1. Le dimanche 21 décembre 2008 à 13:00, par Pak

Un adolescent, petit dealer d'herbe, fantasmant sur son premier acte sexuel, nouant une relation assez loufoque avec son psy : cela aurait pu virer à la grosse blague teenager calibrée. Il n'en est rien. Le réalisateur installe d'emblée une atmosphère mélancolique et désabusée, en filmant son histoire avec une certaine élégance qui berce le spectateur avec sa bande-son. Bien-sûr, c'est parfois bavard, et le scénario se noie quelque fois dans d'inutiles détails, désireux qu'il est de retarder au maximum le drame qui couve et qu'on subodore... Car dans cet échange peu conventionnel entre un ado et son psy transparaissent un mal-être et une détresse qui ne concernent pas forcément uniquement le plus jeune. Car sous la carapace ironique du psy (excellente prestation de Ben Kingsley) se cache un désir secret qui, s'il fait sourire au début, se charge de rappeler que ceux qui écoutent les autres ne sont pas forcément les moins vulnérables.
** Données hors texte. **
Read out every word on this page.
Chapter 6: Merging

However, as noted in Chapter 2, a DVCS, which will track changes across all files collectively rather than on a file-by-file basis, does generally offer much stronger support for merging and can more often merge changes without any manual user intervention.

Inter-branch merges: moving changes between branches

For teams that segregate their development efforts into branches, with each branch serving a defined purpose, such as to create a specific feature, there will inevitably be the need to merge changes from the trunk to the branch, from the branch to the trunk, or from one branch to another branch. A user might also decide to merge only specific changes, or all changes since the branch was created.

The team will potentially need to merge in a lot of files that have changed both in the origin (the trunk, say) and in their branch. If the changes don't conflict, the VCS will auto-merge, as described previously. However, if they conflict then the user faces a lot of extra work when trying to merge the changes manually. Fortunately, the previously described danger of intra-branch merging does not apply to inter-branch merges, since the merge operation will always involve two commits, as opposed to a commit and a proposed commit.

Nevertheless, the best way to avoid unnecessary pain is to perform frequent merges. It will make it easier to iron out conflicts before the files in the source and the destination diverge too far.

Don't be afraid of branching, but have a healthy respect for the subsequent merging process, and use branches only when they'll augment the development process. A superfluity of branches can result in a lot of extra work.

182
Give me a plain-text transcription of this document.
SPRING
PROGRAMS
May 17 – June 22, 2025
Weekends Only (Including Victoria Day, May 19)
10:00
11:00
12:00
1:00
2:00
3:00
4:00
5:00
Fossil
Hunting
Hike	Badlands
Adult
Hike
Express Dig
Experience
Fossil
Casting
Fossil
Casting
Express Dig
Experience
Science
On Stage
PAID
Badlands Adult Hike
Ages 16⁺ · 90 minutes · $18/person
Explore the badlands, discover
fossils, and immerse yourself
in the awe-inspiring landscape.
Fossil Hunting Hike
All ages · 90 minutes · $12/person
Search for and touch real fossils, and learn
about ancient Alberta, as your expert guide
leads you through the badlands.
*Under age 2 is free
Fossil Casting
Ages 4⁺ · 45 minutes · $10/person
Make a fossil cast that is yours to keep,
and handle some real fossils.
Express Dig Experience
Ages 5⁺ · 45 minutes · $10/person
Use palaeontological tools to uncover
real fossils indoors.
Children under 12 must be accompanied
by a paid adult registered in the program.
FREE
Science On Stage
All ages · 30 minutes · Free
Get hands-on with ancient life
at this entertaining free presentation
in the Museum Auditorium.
Un mot sur Josh Peck, qui habite le film, faisant passer dans son regard toute la solitude qu'il ressent dans la société tumultueuse des années 90, et renvoie aux ados d'aujourd'hui, toujours aussi victimes de la «coolitude» (malheur à celui qui ne l'a pas). Romantique mais lucide, Jonathan Levine est un cinéaste à suivre. Une des bonnes surprises de cet automne.